Randy Bias <randyb@gogrid.com> writes:
Alternative is to say that machine-id¹ is always deposited in / or C:\ and has UUID.
This is straying away from API territory into mechanism, but it's quite interesting so... If you're doing hardware virtualisation, you can always pass the machine UUID in through the SMBIOS UUID without breaking the abstraction layers. This is what we do with Qemu/KVM, and Google suggests an identical option is available with VMware ESX. I don't know what the analogue is for Xen. It has the advantage that the guest doesn't need to have network interfaces attached to know its own identity. Another possibility is to use a DHCP option if you're happy with a guest needing networking to be able to find out about itself. However, fiddling with the filesystem of a guest as it boots is not so appealing in reality.

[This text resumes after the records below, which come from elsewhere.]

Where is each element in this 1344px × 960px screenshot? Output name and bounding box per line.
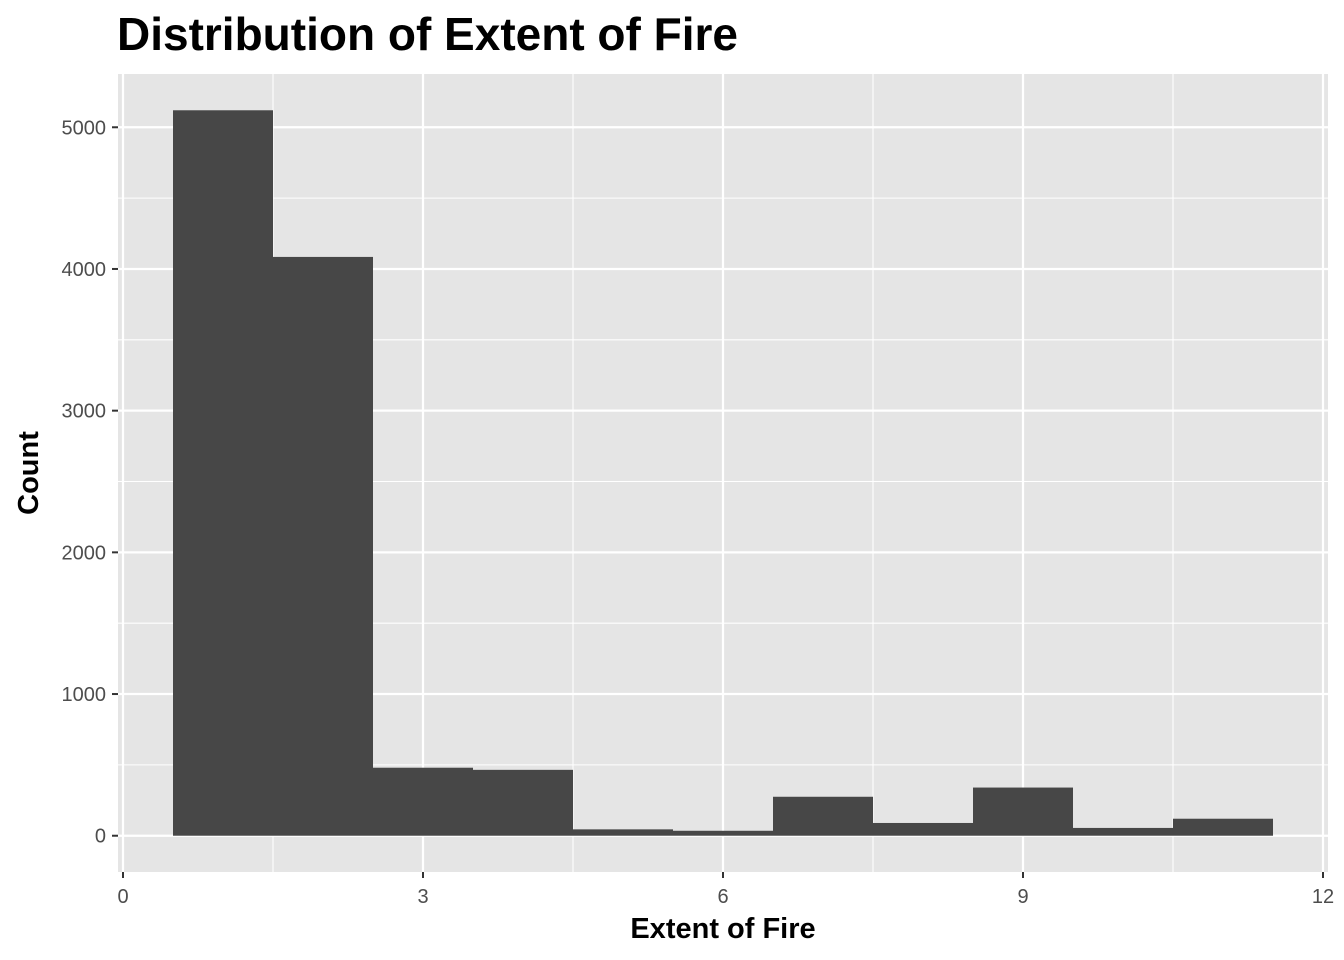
y-tick-label: 1000	[62, 684, 107, 706]
y-axis: 0 1000 2000 3000 4000 5000	[62, 117, 118, 848]
histogram-bar	[673, 830, 773, 836]
histogram-bar	[973, 787, 1073, 836]
x-tick-label: 9	[1017, 886, 1028, 908]
histogram-bar	[473, 769, 573, 836]
histogram-bar	[573, 829, 673, 836]
chart-title: Distribution of Extent of Fire	[117, 8, 738, 60]
histogram-bar	[373, 767, 473, 836]
y-tick-label: 2000	[62, 542, 107, 564]
x-axis-title: Extent of Fire	[630, 913, 815, 945]
histogram-bar	[1073, 827, 1173, 836]
x-axis: 0 3 6 9 12	[117, 872, 1334, 908]
x-tick-label: 6	[717, 886, 728, 908]
y-tick-label: 4000	[62, 259, 107, 281]
histogram-bar	[273, 256, 373, 836]
x-tick-label: 0	[117, 886, 128, 908]
histogram-bar	[1173, 818, 1273, 836]
y-tick-label: 0	[95, 826, 106, 848]
y-tick-label: 5000	[62, 117, 107, 139]
x-tick-label: 12	[1312, 886, 1334, 908]
x-tick-label: 3	[417, 886, 428, 908]
histogram-bars	[173, 110, 1273, 836]
histogram-bar	[773, 796, 873, 836]
y-tick-label: 3000	[62, 401, 107, 423]
y-axis-title: Count	[13, 431, 45, 515]
histogram-bar	[173, 110, 273, 836]
histogram-bar	[873, 822, 973, 836]
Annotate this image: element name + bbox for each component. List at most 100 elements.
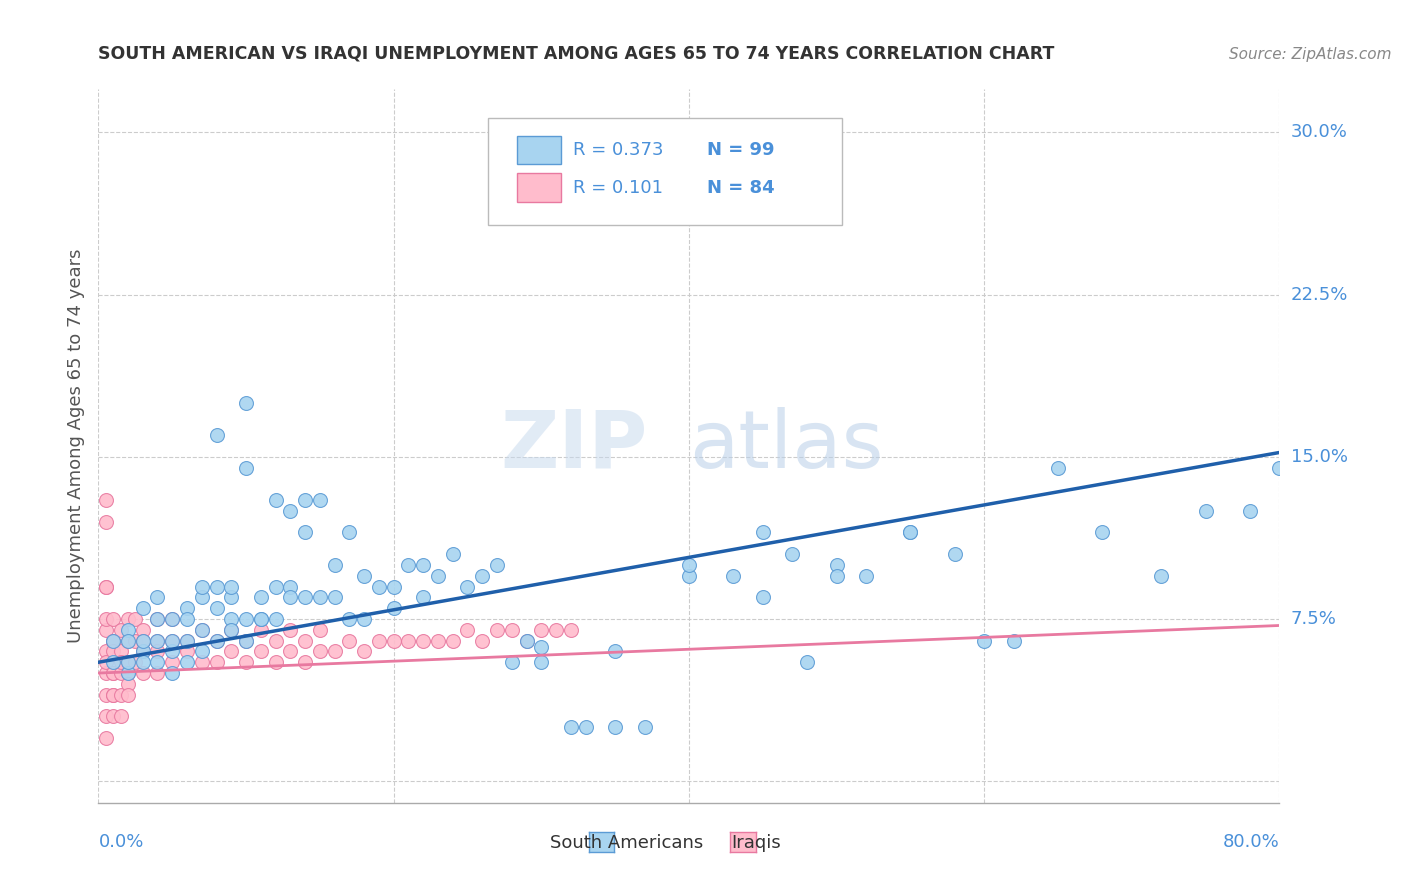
Point	[191, 655, 214, 669]
Point	[456, 623, 478, 637]
Point	[205, 633, 228, 648]
Point	[1002, 633, 1025, 648]
Point	[162, 644, 183, 658]
Point	[117, 655, 139, 669]
Point	[323, 591, 346, 605]
Point	[471, 568, 494, 582]
Point	[294, 493, 316, 508]
Y-axis label: Unemployment Among Ages 65 to 74 years: Unemployment Among Ages 65 to 74 years	[66, 249, 84, 643]
Point	[219, 623, 242, 637]
Point	[412, 591, 434, 605]
Bar	[516, 136, 561, 164]
Point	[94, 623, 117, 637]
Point	[943, 547, 966, 561]
Point	[162, 612, 183, 626]
Text: 0.0%: 0.0%	[98, 833, 143, 851]
Point	[309, 591, 332, 605]
Text: N = 99: N = 99	[707, 141, 775, 159]
Point	[205, 655, 228, 669]
Point	[250, 591, 273, 605]
Point	[1091, 525, 1114, 540]
Point	[219, 612, 242, 626]
Point	[132, 666, 155, 681]
Point	[94, 655, 117, 669]
Point	[132, 644, 155, 658]
Point	[250, 644, 273, 658]
Point	[412, 558, 434, 572]
Point	[117, 677, 139, 691]
Point	[751, 591, 773, 605]
Point	[471, 633, 494, 648]
Point	[110, 688, 132, 702]
Point	[162, 655, 183, 669]
Point	[162, 666, 183, 681]
Point	[94, 612, 117, 626]
Point	[132, 623, 155, 637]
Point	[264, 580, 287, 594]
Point	[605, 644, 627, 658]
Point	[382, 633, 405, 648]
Point	[103, 666, 125, 681]
Point	[103, 612, 125, 626]
Point	[900, 525, 922, 540]
Text: R = 0.373: R = 0.373	[574, 141, 664, 159]
Point	[382, 580, 405, 594]
Point	[219, 580, 242, 594]
Point	[117, 623, 139, 637]
Point	[132, 633, 155, 648]
Bar	[516, 173, 561, 202]
Point	[132, 655, 155, 669]
Point	[721, 568, 744, 582]
Point	[427, 568, 450, 582]
Point	[103, 633, 125, 648]
Point	[117, 655, 139, 669]
Point	[110, 623, 132, 637]
Point	[235, 612, 257, 626]
Point	[94, 666, 117, 681]
Point	[94, 731, 117, 745]
Point	[353, 568, 375, 582]
Point	[264, 493, 287, 508]
Point	[1150, 568, 1173, 582]
Point	[264, 612, 287, 626]
Point	[103, 633, 125, 648]
Point	[678, 568, 700, 582]
Point	[278, 504, 302, 518]
Point	[1239, 504, 1261, 518]
Point	[176, 633, 198, 648]
Point	[191, 591, 214, 605]
Point	[117, 666, 139, 681]
Point	[205, 580, 228, 594]
Point	[110, 655, 132, 669]
Point	[117, 688, 139, 702]
Point	[278, 644, 302, 658]
Point	[146, 612, 169, 626]
Point	[782, 547, 804, 561]
Point	[176, 601, 198, 615]
Point	[103, 709, 125, 723]
Point	[103, 633, 125, 648]
Point	[264, 655, 287, 669]
Point	[162, 612, 183, 626]
Point	[235, 655, 257, 669]
Point	[94, 688, 117, 702]
Point	[264, 633, 287, 648]
Point	[250, 612, 273, 626]
Point	[250, 623, 273, 637]
Point	[294, 655, 316, 669]
Point	[574, 720, 596, 734]
Text: 80.0%: 80.0%	[1223, 833, 1279, 851]
Point	[219, 591, 242, 605]
Point	[205, 633, 228, 648]
Point	[219, 644, 242, 658]
Point	[294, 525, 316, 540]
Point	[530, 640, 553, 654]
Point	[146, 633, 169, 648]
Point	[191, 644, 214, 658]
Point	[250, 612, 273, 626]
Point	[132, 633, 155, 648]
Point	[103, 688, 125, 702]
Point	[146, 655, 169, 669]
Point	[323, 558, 346, 572]
Point	[103, 666, 125, 681]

Quite apart from the layering violation, it assumes: - the root filesystem is mounted by exactly one guest; - the host understands which filesystem is the root and can correctly unpick containers like LVM, RAID and encryption; - the host can correctly detect and understand the filesystem itself (Solaris ZFS on a Linux host? ADFS on anything modern?); - the filesystem is of a type that can be meaningfully be written to (CramFS root? NFS root for that matter?). For each of the above assumptions, I can think of at least one customer on our cluster who violates it. (I'd love to say we have at least one client running an OS without a notion of filesystem at all, but sadly that isn't true yet as far as I know.) Cheers, Chris.